The pipeline at every re-solve
STEP 01 · BAYES
Compute Villain's range
Walk the public history through the blueprint. Multiply P(action | each card) at each step. Normalize → range.
STEP 02 · SUBGAME
Build a small tree
Root chance node uses the Bayes range. Hero gets your custom menu; Villain plays the blueprint. Tree extends to terminals (showdown / fold).
STEP 03 · CFR
Solve the subgame
Iterate regret matching on the tree until Hero's strategy converges. Read off the frequencies + EV per card. ε measures how exploitable Hero is at convergence.
A concrete walkthrough you can run
Try this exact spot on the page above:
R1 = xx · Board = K · R2 = p · Hero = P2
Both players checked round 1. The board comes K. P1 then bet pot. You're sitting as P2 with one of three possible cards (J, Q, or K), facing a pot bet. Click Re-solve and observe:
| Step | What the engine does | What you see |
|---|---|---|
| 1. Bayes | For each possible (P1 card, P2 card), walk the line xx → board reveal → p through the blueprint and multiply the probability of each action. Normalize. Both checking R1 → weak hands. Then betting pot on K board → strong K signal. | Range bar in Section 5: P1 ≈ {J: 10%, Q: 15%, K: 75%} |
| 2. Subgame | Engine builds a tree rooted here. Root chance samples (P1 card, P2 card) using the Bayes range. P2 (Hero) acts with the menu you toggled. If P2 raises, P1 reacts via blueprint. Then showdown or fold. | ~21 Hero infosets (3 cards × ~7 actions) |
| 3. CFR | Run regret matching on the tree. Each iteration, Hero plays the current mix, sees how each action would have performed, updates regret. Strategy gradually leans toward high-regret actions. | ε on chart drops to 0 (usually within hundreds of iters) |
| 4. Read | After ε ≈ 0, the matrix in Section 4 shows Hero's optimal mix. K hands raise huge for value (range tells us P1 has K too — set-over-set means we lose, but board pairing wins). J hands fold. Q is the bluff-catch. | Strategy + EV per card in the J / Q / K cells |
The mental model. Subgame is where we're solving. Bayes is who we're up against. CFR is what to do against them. Three different roles, one cohesive solver.
Section 7 · Off-tree opponent bets — action translation
What if Villain bets a size the blueprint doesn't know?

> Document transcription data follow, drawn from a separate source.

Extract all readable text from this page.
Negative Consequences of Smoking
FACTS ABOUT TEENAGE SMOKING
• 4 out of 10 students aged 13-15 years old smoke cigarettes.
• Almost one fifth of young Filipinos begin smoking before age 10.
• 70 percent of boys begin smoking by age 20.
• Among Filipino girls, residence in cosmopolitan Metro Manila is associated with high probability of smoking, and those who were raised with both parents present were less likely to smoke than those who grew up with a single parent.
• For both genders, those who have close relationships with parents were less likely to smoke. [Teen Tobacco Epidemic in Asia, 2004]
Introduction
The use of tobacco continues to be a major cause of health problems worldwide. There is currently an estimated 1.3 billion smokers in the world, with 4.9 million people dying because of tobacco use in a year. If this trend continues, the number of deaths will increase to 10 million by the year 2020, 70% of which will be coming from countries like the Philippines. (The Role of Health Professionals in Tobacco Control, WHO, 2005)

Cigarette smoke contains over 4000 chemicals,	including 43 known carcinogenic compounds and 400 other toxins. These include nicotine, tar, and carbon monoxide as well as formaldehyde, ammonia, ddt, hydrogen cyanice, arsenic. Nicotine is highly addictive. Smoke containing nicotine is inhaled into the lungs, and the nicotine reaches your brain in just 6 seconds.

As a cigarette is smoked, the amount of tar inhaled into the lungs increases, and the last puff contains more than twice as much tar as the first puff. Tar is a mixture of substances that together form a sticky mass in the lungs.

The dropdown above only has blueprint sizes — h, p, t, a. If real-world Villain bets 0.7× pot, the dropdown can't represent it. The blueprint's range tracker doesn't know what to do with a size it never trained on.
The fix is action translation (Ganzfried & Sandholm 2013): map the off-tree bet probabilistically onto the two nearest blueprint sizes via the pseudo-harmonic formula. Pluribus and DeepStack run this every time an opponent makes a non-standard bet.
P(map down to A) = (B − x)(1 + A) / ((B − A)(1 + x))
P(map up to B) = 1 − P(down to A)
where A < x < B are pot fractions of (smaller blueprint size, real bet, larger blueprint size).
where A < x < B are pot fractions of (smaller blueprint size, real bet, larger blueprint size).
Try it: enter any bet size →
Real Villain bet (× pot)
Examples: 0.37 · 0.7 · 1.5 · 2.5
→
How to use this manually. The current resolver doesn't auto-merge translated branches. To approximate: pick whichever blueprint size has the higher translation weight (e.g., 0.7× pot → 53% of h, 47% of p → use h). For exactness, run the resolver in both branches and weight the strategies you read out by the translation probabilities. That's what a production solver does internally.
Why pseudo-harmonic, not arithmetic midpoint. Pot-fraction sizes scale multiplicatively — a bet of 2× pot is "twice as much pressure" as a bet of 1× pot in a meaningful sense. Naive linear rounding to the nearest size loses EV against opponents who exploit the rounding boundary. The pseudo-harmonic formula gives the harmonic-style midpoint that minimizes worst-case exploitability of the translation itself.